Locked in, lunch meat, too many balls
Due to a lack of time I am trying to jam in blog entries where I can and in some cases, combine some of my Dufisthenics content in here as well.
On Monday I finally got the combination I have been hoping for at Planet Fitness for chest day, a free Smith machine and the ab slant board being available. The combination of the two would allow me to simulate a real decline bench press, the only real bench pressing I can do right now because of left shoulder pain. I have been trying to do decline with a regular bench but it sucks as the downward slope requires you to try to grip awkwardly with your feet and legs to keep yourself from sliding. With the decline ab bench I could lock my legs in place.
The combination of the two worked out well when combined with my being at a peak of my cyclical strength level. I pushed up a fake 265 for one rep (240lbs actually) and did rep totals at lower weights far exceeding any recent PF efforts. It really sucks that it is so hard at times to get access to the equipment you want to use. It’s so frustrating to see people that have absolutely no clue what they are doing tying up a smith machine for 20 minutes doing movements that are dangerous or have minimal value due to horrible form/ROM.

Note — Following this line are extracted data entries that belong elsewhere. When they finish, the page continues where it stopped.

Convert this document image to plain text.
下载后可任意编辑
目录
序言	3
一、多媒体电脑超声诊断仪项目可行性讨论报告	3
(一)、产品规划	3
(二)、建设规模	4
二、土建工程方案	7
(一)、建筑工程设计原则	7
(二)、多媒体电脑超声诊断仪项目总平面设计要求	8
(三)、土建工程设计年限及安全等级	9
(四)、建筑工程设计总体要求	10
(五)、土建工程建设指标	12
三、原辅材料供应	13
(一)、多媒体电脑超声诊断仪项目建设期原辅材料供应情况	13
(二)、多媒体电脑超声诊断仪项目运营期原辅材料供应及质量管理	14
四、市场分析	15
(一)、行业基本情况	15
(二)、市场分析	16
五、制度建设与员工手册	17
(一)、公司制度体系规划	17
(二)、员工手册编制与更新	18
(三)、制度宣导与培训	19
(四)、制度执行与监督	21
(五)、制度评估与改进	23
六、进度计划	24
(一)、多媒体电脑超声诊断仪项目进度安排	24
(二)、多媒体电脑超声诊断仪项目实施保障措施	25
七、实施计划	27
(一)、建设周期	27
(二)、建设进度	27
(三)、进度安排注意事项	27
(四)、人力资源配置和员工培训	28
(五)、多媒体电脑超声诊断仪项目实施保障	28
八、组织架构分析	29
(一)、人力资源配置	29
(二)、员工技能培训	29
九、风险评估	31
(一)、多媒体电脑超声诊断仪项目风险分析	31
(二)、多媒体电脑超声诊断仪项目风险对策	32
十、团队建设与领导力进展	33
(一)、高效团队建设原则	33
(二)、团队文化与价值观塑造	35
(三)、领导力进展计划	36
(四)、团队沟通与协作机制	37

To say that decline bench pressing is ok for my shoulder is sort of misleading, it just hurts less. If I were to describe the sensation in my shoulder I would use this example. Take a piece of lunch meat and lay it on a plate. Now take a handful of small gravel and sprinkle it on the lunch meat. Finally, take one more piece of lunch meat and place it on top. Now run your hand back and forth over the lunch meat. That is how it feels.
As I mentioned, my workload for the last few months and likely to the end of the year is pretty massive. I am steering the ship of a ton of projects simultaneously, each one important in it’s own way, by far the most I have had to do/be responsible for, ever. I’m not complaining, I’m up to the challenge but it will sure be nice when I can go back to my normal, mostly static environment where things just sort of work because I put in the effort to make it that way.
The changes we are making are definitely trying to future proof the office where we are moving a lot of functions and services to the cloud where ultra-availability and redundancy is the norm. People often ask if I worry about job security as a result of cloud outsourcing. Of course I don’t as there is still plenty of technical expertise needed in migration, implementation, and maintenance of these IT solutions. By the time I actually worry about job security I will hopefully already have one foot on the retirement bus.